War Priam was launched at Harland and Wolff's Belfast yard on the 19th December, 1918.
War Priam was sold during her fitting-out the following year, to the White Star Line and was renamed Bardic. Bardic underwent her sea trials on March 13th, then embarked on her maiden voyage on March 18th, between Liverpool and New York. Bardic was operated by the Atlantic Transport Line.
On August 31st, Bardic was stranded in fog on Stag Rock, Lizard, and the image on this page above shows her stranded. One month later, on September 29th, Bardic was pulled-off the the rocks, but she had suffered severe damage to the bottom of the hull. Bardic underwent temporary repairs at Falmouth, and then was able to proceed to Harland and Wolff at Belfast.
In 1925, Bardic was transferred to the Aberdeen Line, and renamed Hostilious. The following year she underwent another name change, this time she became Horatius.
Horatius was transferred to the Shaw, Savill & Albion Line, and was renamed Kumara in 1932, like her sisters for some other routes, she was too slow.
Kumara was sold to John Latsis, of Piraeus in 1937, and renamed Marathon.
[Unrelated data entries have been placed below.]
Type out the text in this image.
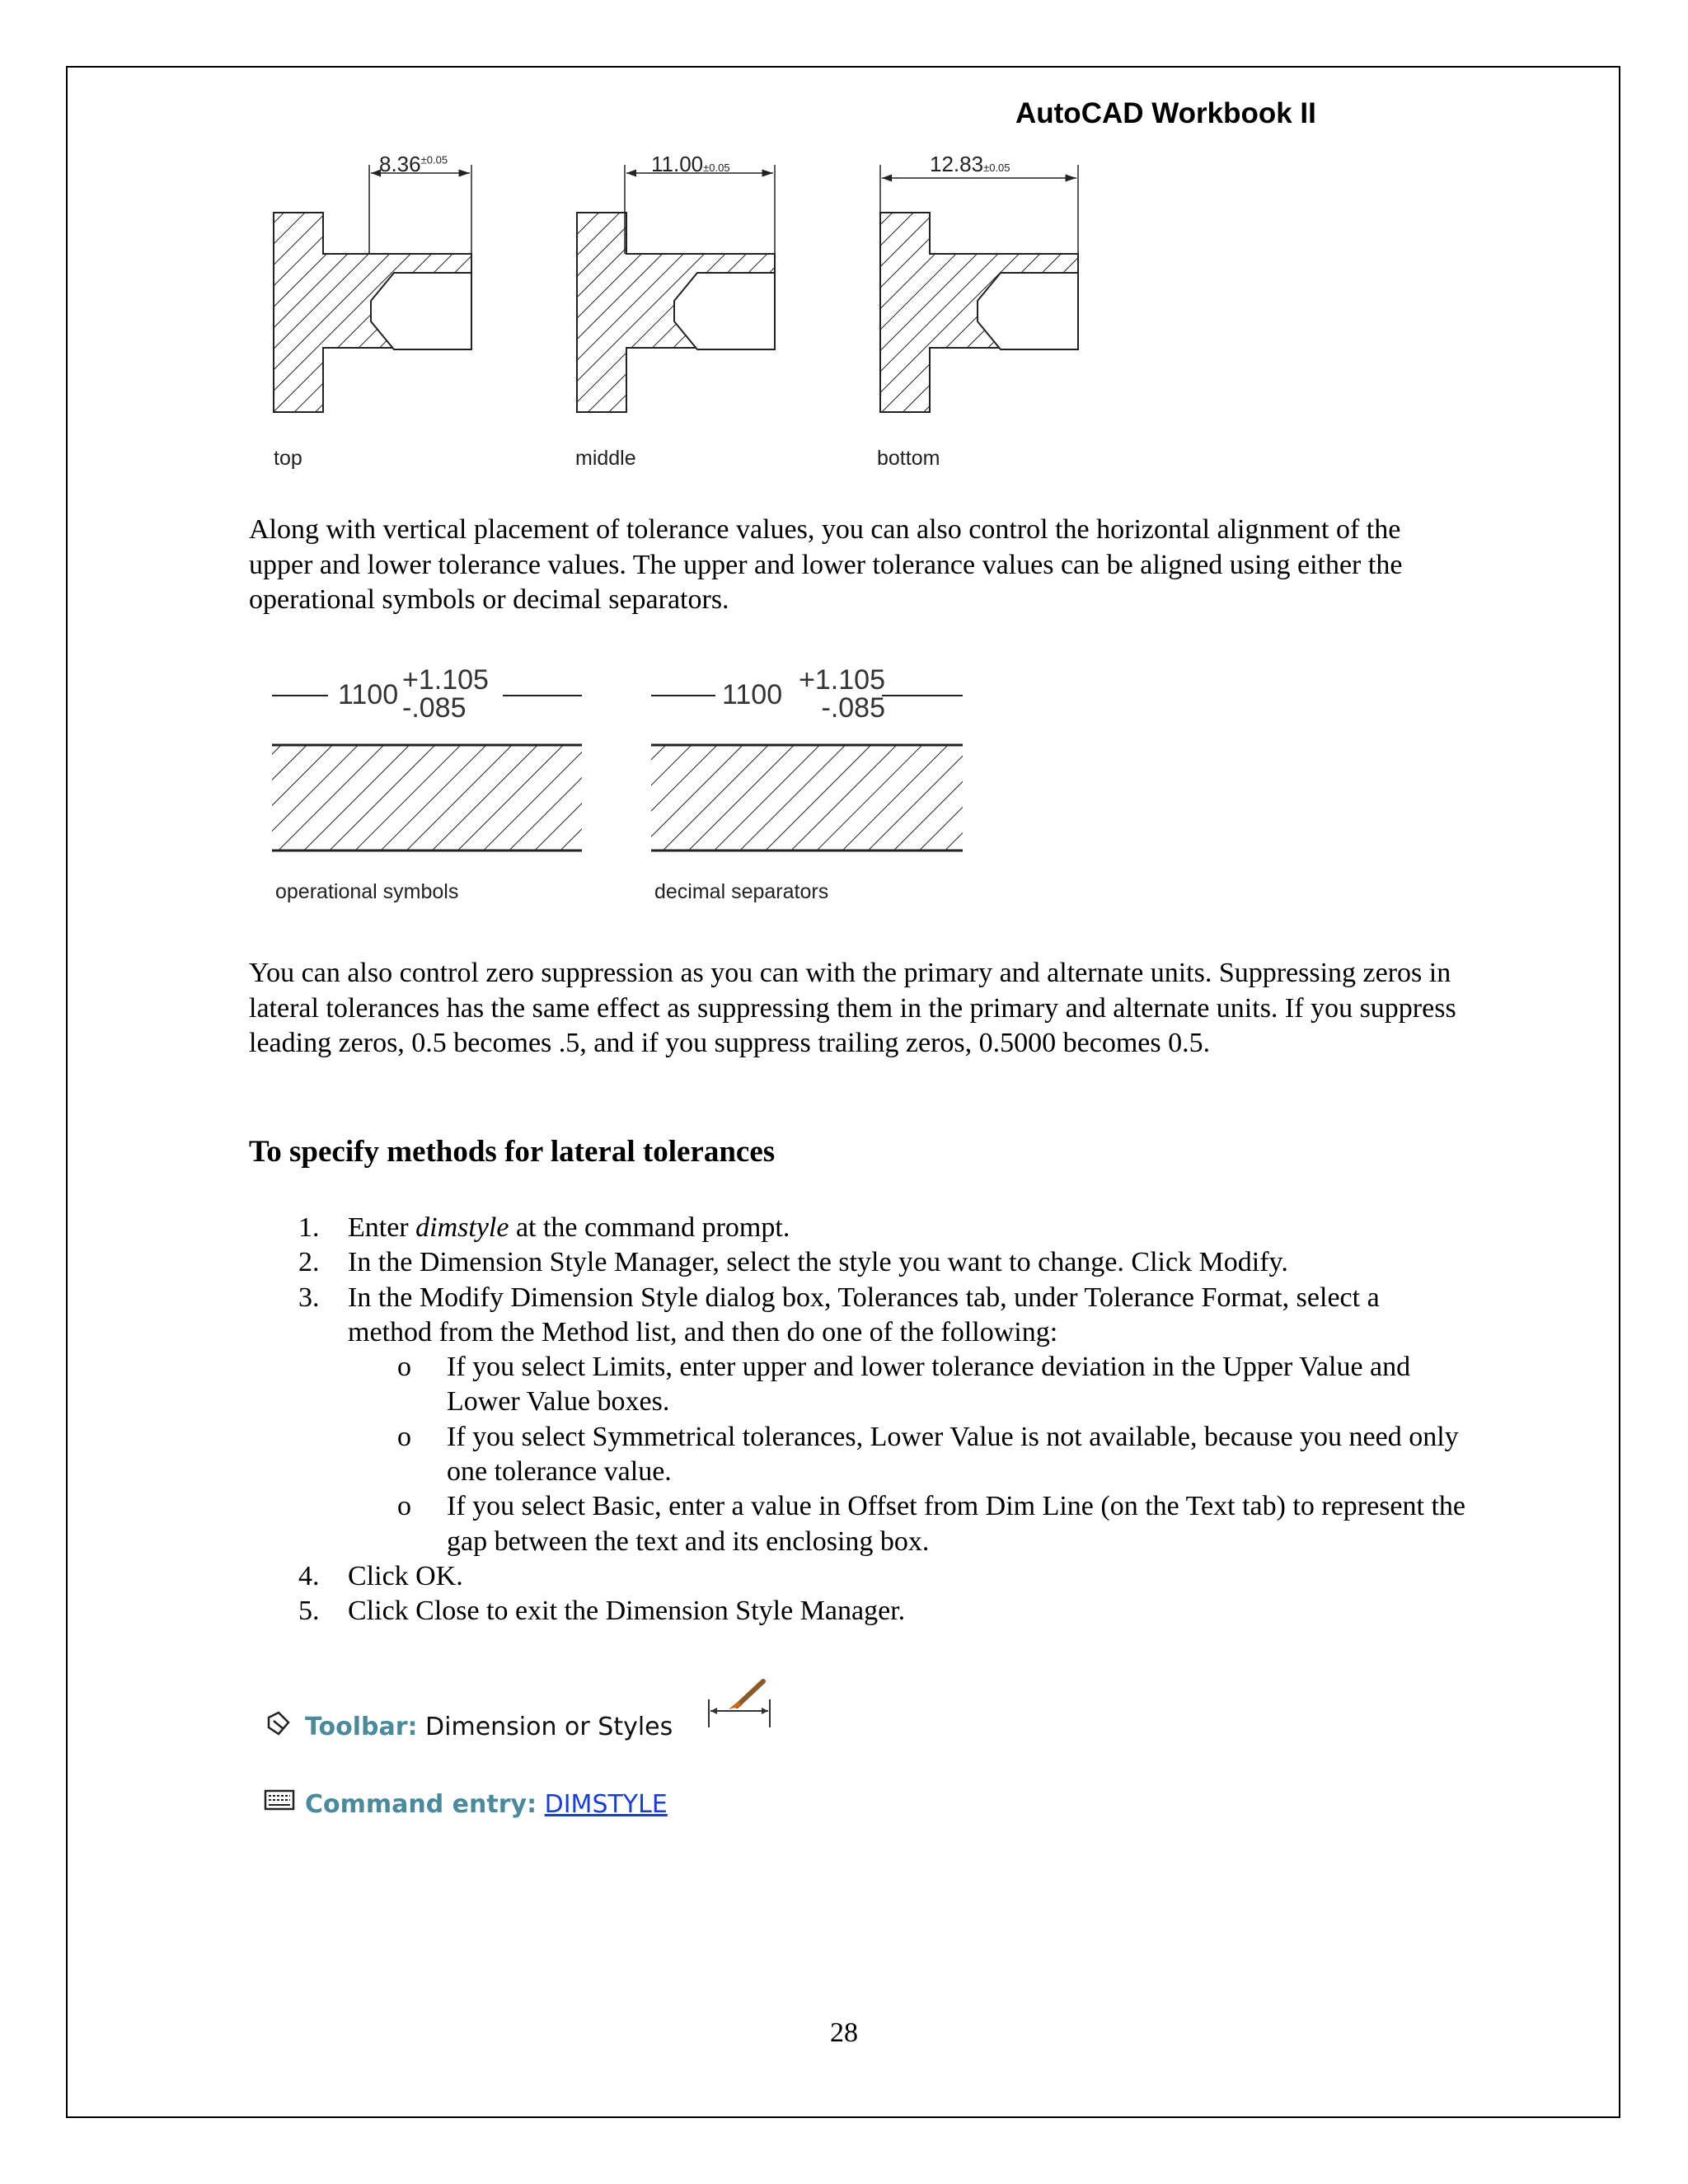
AutoCAD Workbook II
$8.36^{\pm 0.05}$	11.00±0.05	12.83±0.05
top	middle	bottom

Along with vertical placement of tolerance values, you can also control the horizontal alignment of the upper and lower tolerance values. The upper and lower tolerance values can be aligned using either the operational symbols or decimal separators.

1100 +1.105
-.085	1100 +1.105
-.085
operational symbols	decimal separators

You can also control zero suppression as you can with the primary and alternate units. Suppressing zeros in lateral tolerances has the same effect as suppressing them in the primary and alternate units. If you suppress leading zeros, 0.5 becomes .5, and if you suppress trailing zeros, 0.5000 becomes 0.5.

To specify methods for lateral tolerances
1. Enter dimstyle at the command prompt.
2. In the Dimension Style Manager, select the style you want to change. Click Modify.
3. In the Modify Dimension Style dialog box, Tolerances tab, under Tolerance Format, select a method from the Method list, and then do one of the following:
o If you select Limits, enter upper and lower tolerance deviation in the Upper Value and Lower Value boxes.
o If you select Symmetrical tolerances, Lower Value is not available, because you need only one tolerance value.
o If you select Basic, enter a value in Offset from Dim Line (on the Text tab) to represent the gap between the text and its enclosing box.
4. Click OK.
5. Click Close to exit the Dimension Style Manager.
Toolbar: Dimension or Styles
Command entry: DIMSTYLE
28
On May 9th, 1941, Marathon was part of a convoy sailing to the north east of the Cape Verde Islands, and was struggling to keep up. Marathon was sunk by the German battle cruiser Scharnhorst, but her 38 man crew were rescued, spending the rest of the war in a prison or of war camp. Luckily, Marathon managed to send out adequare warning messages to the rest of the convoy, meaning she was the only loss.